Avez-vous remarqué une évolution des mœurs ?
Avant, le Lap Dance était un tabou en France. Aux USA ou au Canada, les filles voient cela comme un vrai job, elles le font pour payer leurs études. En France, cela a évolué récemment. Depuis qu’il y a des établissements un peu plus classieux qui ont pignon sur rue et qui possèdent toute sorte de clientèle et pas uniquement une clientèle glauque, elles font maintenant le premier pas et en font leur métier.

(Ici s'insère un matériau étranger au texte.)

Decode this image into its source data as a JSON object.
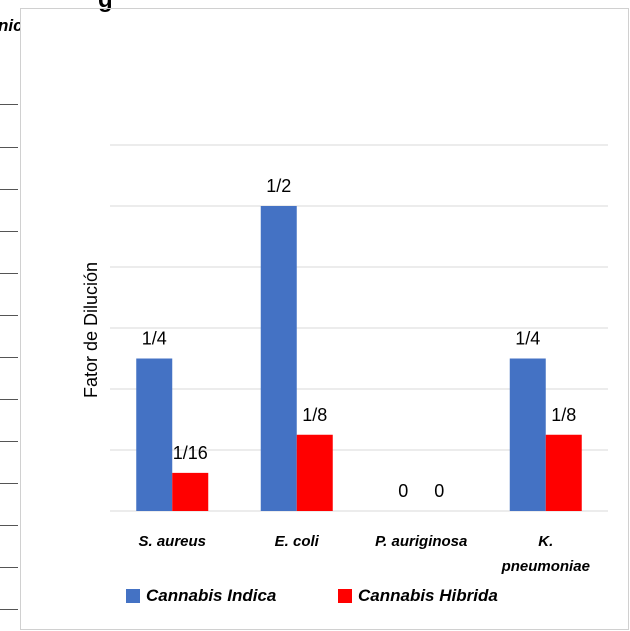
{
  "partial_title": "g",
  "partial_left_text": "nic",
  "chart_data": {
    "type": "bar",
    "categories": [
      [
        "S. aureus"
      ],
      [
        "E. coli"
      ],
      [
        "P. auriginosa"
      ],
      [
        "K.",
        "pneumoniae"
      ]
    ],
    "ylabel": "Fator de Dilución",
    "xlabel": "",
    "series": [
      {
        "name": "Cannabis Indica",
        "color": "#4472C4",
        "values": [
          0.25,
          0.5,
          0,
          0.25
        ],
        "labels": [
          "1/4",
          "1/2",
          "0",
          "1/4"
        ]
      },
      {
        "name": "Cannabis Hibrida",
        "color": "#FF0000",
        "values": [
          0.0625,
          0.125,
          0,
          0.125
        ],
        "labels": [
          "1/16",
          "1/8",
          "0",
          "1/8"
        ]
      }
    ],
    "ylim": [
      0,
      0.6
    ],
    "grid": true,
    "legend": "bottom"
  }
}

Le public a-t-il lui aussi changé ?
Il y a 3 ans, nous faisions beaucoup d’enterrements de vies de garçons. Aujourd’hui les choses ont bougé et nous faisons énormément d’enterrements de vies de jeunes filles. Elles viennent en bande pour s’éclater. Nous avons d’ailleurs des soirées spéciales le dimanche : Girls in the City qui sont complètement réservées à cela. Un véritable hymne à la femme, avec des salons de maquillage, de coiffure, des cours de strip-tease... Au début, elles sont toutes timides, après elles jouent vraiment le jeu.

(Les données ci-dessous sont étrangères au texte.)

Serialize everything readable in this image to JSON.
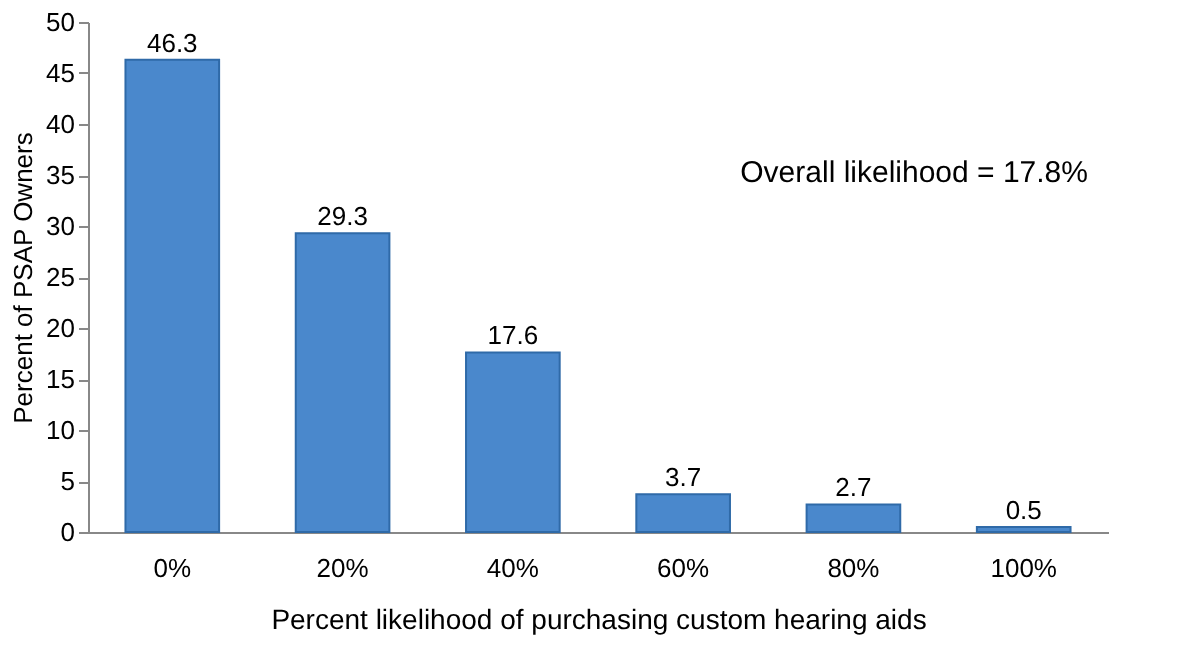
{
  "chart_data": {
    "type": "bar",
    "categories": [
      "0%",
      "20%",
      "40%",
      "60%",
      "80%",
      "100%"
    ],
    "values": [
      46.3,
      29.3,
      17.6,
      3.7,
      2.7,
      0.5
    ],
    "color": "#4a88cc",
    "xlabel": "Percent likelihood of purchasing custom hearing aids",
    "ylabel": "Percent of PSAP Owners",
    "ylim": [
      0,
      50
    ],
    "yticks": [
      0,
      5,
      10,
      15,
      20,
      25,
      30,
      35,
      40,
      45,
      50
    ],
    "data_labels": true,
    "grid": false,
    "annotations": [
      "Overall likelihood = 17.8%"
    ]
  }
}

Quelles sont les principales différences avec l'étranger ?
Nous avons 30% de clientèle féminine au Pink à Paris. Chez nos concurrents anglo-saxons, il faut plutôt compter 2%. Nous ouvrons à 22h30 et fermons à l’aube. Dans d’autres pays c’est 24/24. Nous n’avons pas encore la même approche que dans d’autres pays où les clients viennent boire un verre après le boulot ou juste pour dix minutes en attendant quelqu’un. Nous avions essayé d’ouvrir en fin d’après-midi pour voir comment les gens réagiraient et c’était très calme... trop calme. Ce qui marche à Londres ou en Irlande ne fonctionne pas forcément à Paris. C’est une question de culture.

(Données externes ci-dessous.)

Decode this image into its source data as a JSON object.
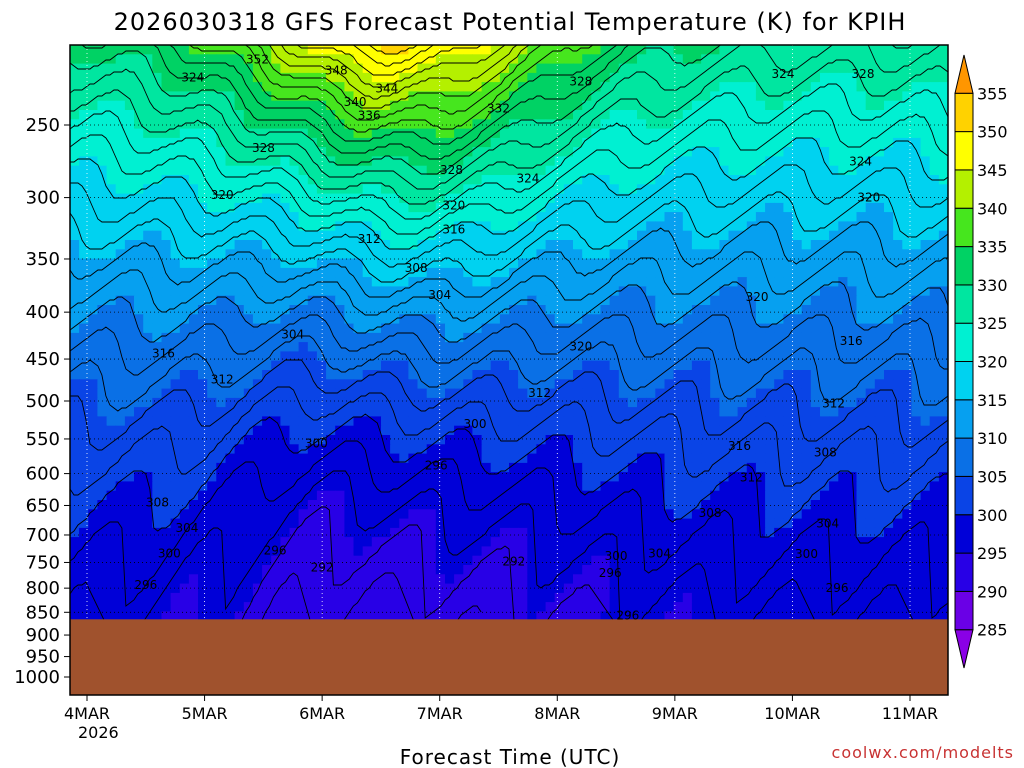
{
  "chart_data": {
    "type": "heatmap",
    "title": "2026030318 GFS Forecast Potential Temperature (K) for KPIH",
    "xlabel": "Forecast Time (UTC)",
    "ylabel": "",
    "credit": "coolwx.com/modelts",
    "x_ticks": [
      "4MAR",
      "5MAR",
      "6MAR",
      "7MAR",
      "8MAR",
      "9MAR",
      "10MAR",
      "11MAR"
    ],
    "x_year_label": "2026",
    "y_ticks": [
      250,
      300,
      350,
      400,
      450,
      500,
      550,
      600,
      650,
      700,
      750,
      800,
      850,
      900,
      950,
      1000
    ],
    "y_range_hpa": [
      1000,
      200
    ],
    "colorbar_ticks": [
      285,
      290,
      295,
      300,
      305,
      310,
      315,
      320,
      325,
      330,
      335,
      340,
      345,
      350,
      355
    ],
    "colorbar_colors": [
      "#8a00e6",
      "#6a00e6",
      "#2800e6",
      "#0000d8",
      "#0a44e6",
      "#0a70e6",
      "#06a0f0",
      "#00d2f0",
      "#00f0d2",
      "#00e6a0",
      "#00d264",
      "#46e61e",
      "#b4f000",
      "#ffff00",
      "#ffd200",
      "#ff9600"
    ],
    "surface_pressure_hpa": 865,
    "contour_labels": [
      {
        "v": "352",
        "t": 1.45,
        "p": 212
      },
      {
        "v": "348",
        "t": 2.12,
        "p": 218
      },
      {
        "v": "344",
        "t": 2.55,
        "p": 228
      },
      {
        "v": "340",
        "t": 2.28,
        "p": 236
      },
      {
        "v": "336",
        "t": 2.4,
        "p": 244
      },
      {
        "v": "332",
        "t": 3.5,
        "p": 240
      },
      {
        "v": "328",
        "t": 4.2,
        "p": 224
      },
      {
        "v": "324",
        "t": 5.92,
        "p": 220
      },
      {
        "v": "328",
        "t": 6.6,
        "p": 220
      },
      {
        "v": "324",
        "t": 0.9,
        "p": 222
      },
      {
        "v": "328",
        "t": 1.5,
        "p": 265
      },
      {
        "v": "328",
        "t": 3.1,
        "p": 280
      },
      {
        "v": "324",
        "t": 3.75,
        "p": 286
      },
      {
        "v": "324",
        "t": 6.58,
        "p": 274
      },
      {
        "v": "320",
        "t": 1.15,
        "p": 298
      },
      {
        "v": "320",
        "t": 3.12,
        "p": 306
      },
      {
        "v": "316",
        "t": 3.12,
        "p": 325
      },
      {
        "v": "320",
        "t": 6.65,
        "p": 300
      },
      {
        "v": "312",
        "t": 2.4,
        "p": 333
      },
      {
        "v": "308",
        "t": 2.8,
        "p": 358
      },
      {
        "v": "304",
        "t": 3.0,
        "p": 383
      },
      {
        "v": "320",
        "t": 5.7,
        "p": 385
      },
      {
        "v": "320",
        "t": 4.2,
        "p": 436
      },
      {
        "v": "316",
        "t": 0.65,
        "p": 444
      },
      {
        "v": "304",
        "t": 1.75,
        "p": 423
      },
      {
        "v": "316",
        "t": 6.5,
        "p": 430
      },
      {
        "v": "312",
        "t": 1.15,
        "p": 474
      },
      {
        "v": "312",
        "t": 3.85,
        "p": 490
      },
      {
        "v": "312",
        "t": 6.35,
        "p": 503
      },
      {
        "v": "300",
        "t": 3.3,
        "p": 530
      },
      {
        "v": "300",
        "t": 1.95,
        "p": 556
      },
      {
        "v": "316",
        "t": 5.55,
        "p": 560
      },
      {
        "v": "308",
        "t": 6.28,
        "p": 569
      },
      {
        "v": "296",
        "t": 2.97,
        "p": 588
      },
      {
        "v": "312",
        "t": 5.65,
        "p": 606
      },
      {
        "v": "308",
        "t": 0.6,
        "p": 645
      },
      {
        "v": "308",
        "t": 5.3,
        "p": 662
      },
      {
        "v": "304",
        "t": 0.85,
        "p": 688
      },
      {
        "v": "304",
        "t": 6.3,
        "p": 680
      },
      {
        "v": "300",
        "t": 0.7,
        "p": 733
      },
      {
        "v": "296",
        "t": 1.6,
        "p": 728
      },
      {
        "v": "300",
        "t": 4.5,
        "p": 738
      },
      {
        "v": "304",
        "t": 4.87,
        "p": 733
      },
      {
        "v": "300",
        "t": 6.12,
        "p": 734
      },
      {
        "v": "292",
        "t": 2.0,
        "p": 760
      },
      {
        "v": "292",
        "t": 3.63,
        "p": 748
      },
      {
        "v": "296",
        "t": 4.45,
        "p": 770
      },
      {
        "v": "296",
        "t": 0.5,
        "p": 794
      },
      {
        "v": "296",
        "t": 6.38,
        "p": 800
      },
      {
        "v": "296",
        "t": 4.6,
        "p": 857
      }
    ]
  }
}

Parlez-nous des filles du Pink…
Il y a environ 60 artistes pour le Pink de Paris, de 25 nationalités différentes. Il n’y a pas de critères de sélection très précis. Une fille a priori banale peut devenir la plus belle des artistes par son charme ou son charisme. Le tout est d’accrocher les clients par le regard. Le client ‘’moyen’’ va plus vers une fille qu’il estime abordable. Il y a une barrière psychologique et ce ne sont pas les plus belles filles qui travaillent le plus. En revanche, un client jeune beau et riche va prendre la plus belle des filles car il s’imagine déjà dans sa voiture l’emmenant à Deauville.



Y’a t’il des films qui sont tournés au Pink à Paris ?
Au niveau des tournages, beaucoup de clips et pas mal de télés ont été réalisés ici - mais pas énormément de films. Ils se servent en général de la déco mais pas du Pink en tant que tel.